Systeme können durchaus verschleißen

Programmierbare Regler auch für Mieter

Zu Beginn der Heizsaison weist die Warsteiner Verbundgesellschaft, WVG, auf den richtigen Umgang mit Heizungsthermostaten hin. Thorsten Kosfeld, Geschäftsführer der WVG: „Jeder kennt die Dinger und dreht daran, aber die Bedeutung der Zahlen und Symbole kann mir eigentlich kaum ein Kunde erklären. Das hat sich in vielen unserer Gespräche immer wieder herausgestellt.“

Wichtig sind die Symbole: Stern bzw. Schneeflocke bedeutet Frostschutzeinstellung. Das Sonnensymbol steht für die Grundeinstellung von rund 20 Grad, der Halbmond symbolisiert die Nachtabsenkung bis 14 Grad. Daneben gibt es auf den Drehreglern noch die Zahlen 1-5. In der Regel bedeutet Stufe 1 unabhängig vom Fabrikat eine Raumtemperatur von etwa zwölf Grad. Jede weitere Stufe bringt drei bis vier Grad mehr. 
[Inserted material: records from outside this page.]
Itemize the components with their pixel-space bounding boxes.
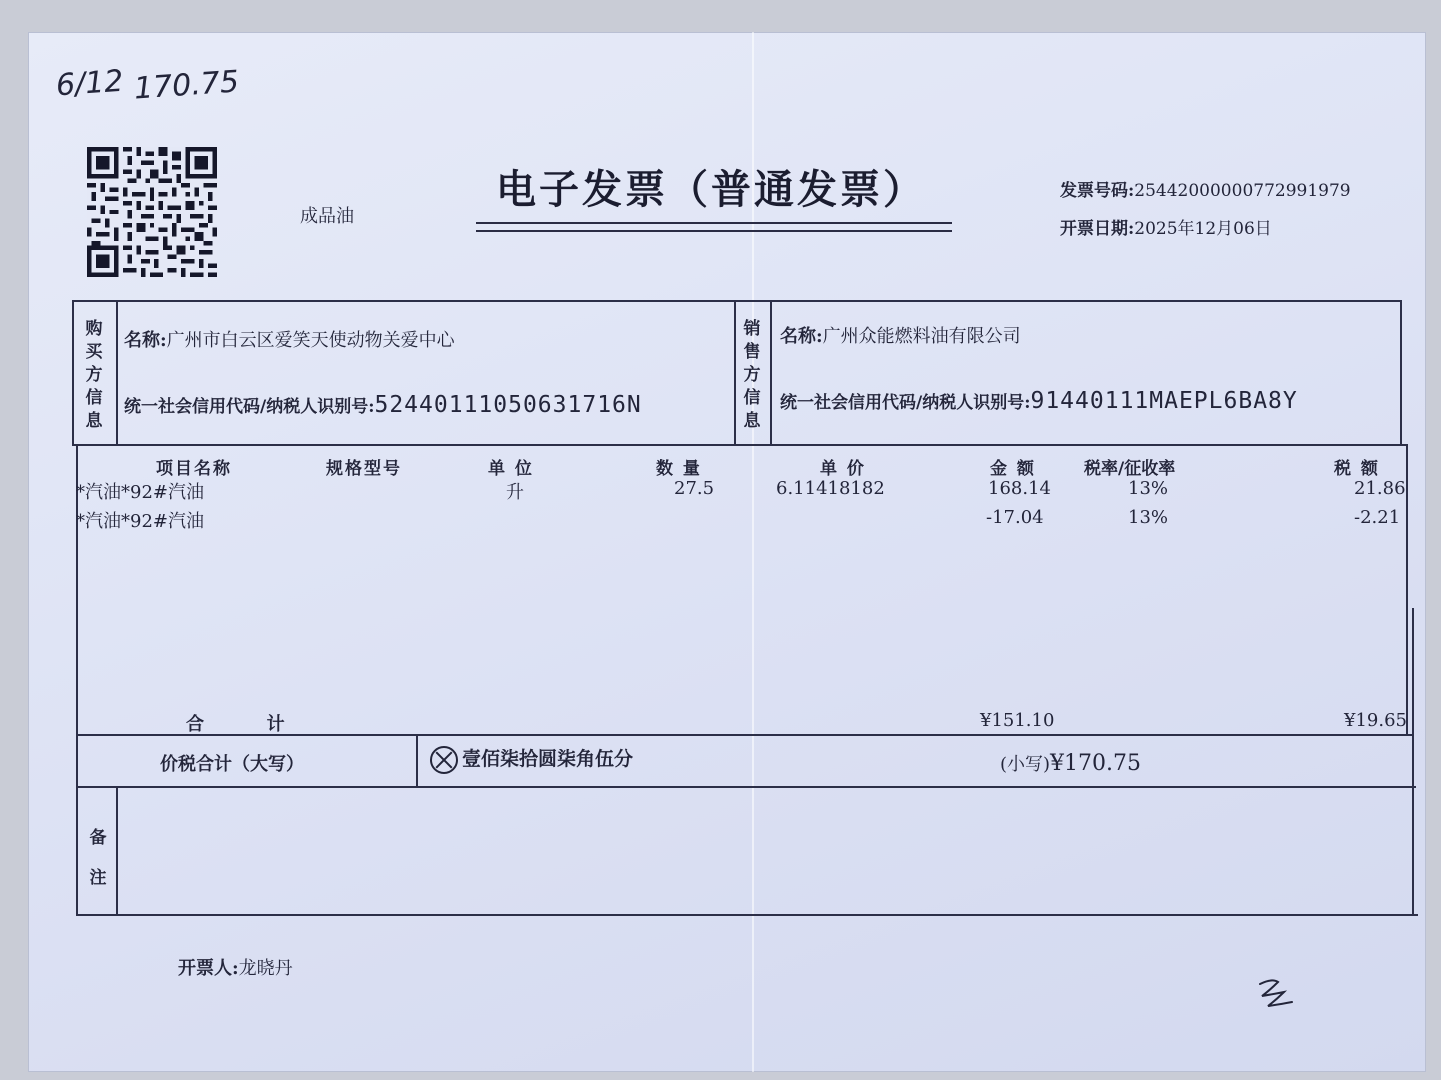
invoice-date-label: 开票日期: (1060, 219, 1135, 239)
qr-code-icon (84, 147, 220, 277)
invoice-title: 电子发票（普通发票） (496, 166, 926, 213)
col-header-price: 单 价 (820, 459, 866, 479)
party-divider (734, 300, 736, 446)
row2-tax: -2.21 (1354, 507, 1401, 528)
seller-name: 广州众能燃料油有限公司 (822, 326, 1021, 347)
seller-side-char: 息 (743, 411, 761, 431)
row1-rate: 13% (1128, 478, 1169, 499)
total-amount: ¥151.10 (980, 710, 1055, 731)
buyer-side-char: 息 (85, 411, 103, 431)
handwritten-signature-icon (1254, 974, 1298, 1018)
buyer-name-label: 名称: (124, 330, 167, 351)
title-underline (476, 222, 952, 224)
buyer-side-char: 购 (85, 319, 103, 339)
invoice-number-label: 发票号码: (1060, 181, 1135, 201)
seller-tax-code: 91440111MAEPL6BA8Y (1030, 388, 1298, 414)
remarks-char: 备 (89, 828, 107, 848)
table-border-right (1400, 300, 1402, 446)
row1-unit: 升 (506, 482, 524, 503)
grand-total-lowercase-label: (小写) (1000, 754, 1051, 775)
handwritten-amount: 170.75 (132, 64, 241, 107)
seller-side-char: 售 (743, 342, 761, 362)
buyer-side-char: 方 (85, 365, 103, 385)
row2-rate: 13% (1128, 507, 1169, 528)
seller-side-char: 方 (743, 365, 761, 385)
table-border-right (1406, 446, 1408, 734)
col-header-rate: 税率/征收率 (1084, 459, 1176, 479)
grand-total-label: 价税合计（大写） (160, 754, 304, 775)
issuer-name: 龙晓丹 (238, 958, 293, 979)
col-header-amount: 金 额 (990, 459, 1036, 479)
handwritten-date: 6/12 (54, 63, 125, 104)
col-header-spec: 规格型号 (326, 459, 402, 479)
table-border-right (1412, 608, 1414, 916)
row1-qty: 27.5 (674, 478, 715, 499)
remarks-divider (76, 786, 1416, 788)
grand-total-uppercase-row (430, 744, 633, 774)
buyer-code-label: 统一社会信用代码/纳税人识别号: (124, 397, 375, 417)
total-label: 合 计 (186, 714, 285, 735)
col-header-tax: 税 额 (1334, 459, 1380, 479)
row2-amount: -17.04 (986, 507, 1044, 528)
invoice-number: 25442000000772991979 (1134, 181, 1351, 201)
party-section-divider (72, 444, 1408, 446)
seller-name-row (780, 322, 1021, 348)
buyer-name: 广州市白云区爱笑天使动物关爱中心 (166, 330, 455, 351)
table-border-top (72, 300, 1402, 302)
seller-side-char: 信 (743, 388, 761, 408)
buyer-side-label (82, 318, 106, 433)
seller-side-label (740, 318, 764, 433)
buyer-name-row (124, 326, 455, 352)
col-header-unit: 单 位 (488, 459, 534, 479)
seller-label-divider (770, 300, 772, 446)
row1-tax: 21.86 (1354, 478, 1406, 499)
seller-code-row (780, 388, 1298, 414)
remarks-char: 注 (89, 868, 107, 888)
grand-total-divider (416, 734, 418, 788)
buyer-side-char: 买 (85, 342, 103, 362)
row2-item: *汽油*92#汽油 (76, 511, 204, 532)
table-border-left (72, 300, 74, 446)
total-tax: ¥19.65 (1344, 710, 1407, 731)
col-header-qty: 数 量 (656, 459, 702, 479)
invoice-subtype: 成品油 (300, 206, 354, 227)
seller-name-label: 名称: (780, 326, 823, 347)
table-border-bottom (76, 914, 1418, 916)
circle-x-icon (430, 746, 458, 774)
invoice-date: 2025年12月06日 (1134, 219, 1272, 239)
remarks-label-divider (116, 786, 118, 916)
remarks-label (86, 818, 110, 898)
title-underline (476, 230, 952, 232)
row1-item: *汽油*92#汽油 (76, 482, 204, 503)
col-header-item: 项目名称 (156, 459, 232, 479)
seller-code-label: 统一社会信用代码/纳税人识别号: (780, 393, 1031, 413)
buyer-side-char: 信 (85, 388, 103, 408)
grand-total-lowercase-row (1000, 750, 1141, 776)
issuer-label: 开票人: (178, 958, 239, 979)
seller-side-char: 销 (743, 319, 761, 339)
buyer-code-row (124, 392, 642, 418)
invoice-date-row (1060, 214, 1272, 239)
row1-amount: 168.14 (988, 478, 1051, 499)
buyer-tax-code: 52440111050631716N (374, 392, 642, 418)
issuer-row (178, 954, 293, 980)
invoice-number-row (1060, 176, 1351, 201)
grand-total-uppercase: 壹佰柒拾圆柒角伍分 (462, 748, 634, 770)
grand-total-lowercase: ¥170.75 (1050, 751, 1142, 776)
buyer-label-divider (116, 300, 118, 446)
row1-price: 6.11418182 (776, 478, 885, 499)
Wie die meisten technischen Geräte verschleißt auch das Thermostatventil mit der Zeit. Die Genauigkeit der Temperaturregelung und die Effizienz lassen nach. Für den Laien ist es aber oft schwer zu erkennen, ob das Thermostatventil austauschwürdig oder defekt ist. Kosfeld: „Da sollte man im Zweifel alle 5 Jahre mal den Installateur drauf schauen lassen.“

Programmierbare Heizungsthermostate funktionieren nach dem gleichen Muster. Nur, dass hier statt einer Flüssigkeit ein elektronischer Fühler die Temperatur misst und die Heizkörperventile nicht rein mechanisch, sondern über einen Elektromotor gesteuert werden. Sie regeln die Raumtemperatur nach der Uhrzeit. So ist das Bad morgens zum Duschen warm, kühlt aber tagsüber – wenn es nicht gebraucht wird – auf sparsame 16 Grad ab. So können im Schnitt etwa zehn Prozent Heizkosten gespart werden. Kosfeld: „Diese Geräte sind auch für Mieter geeignet.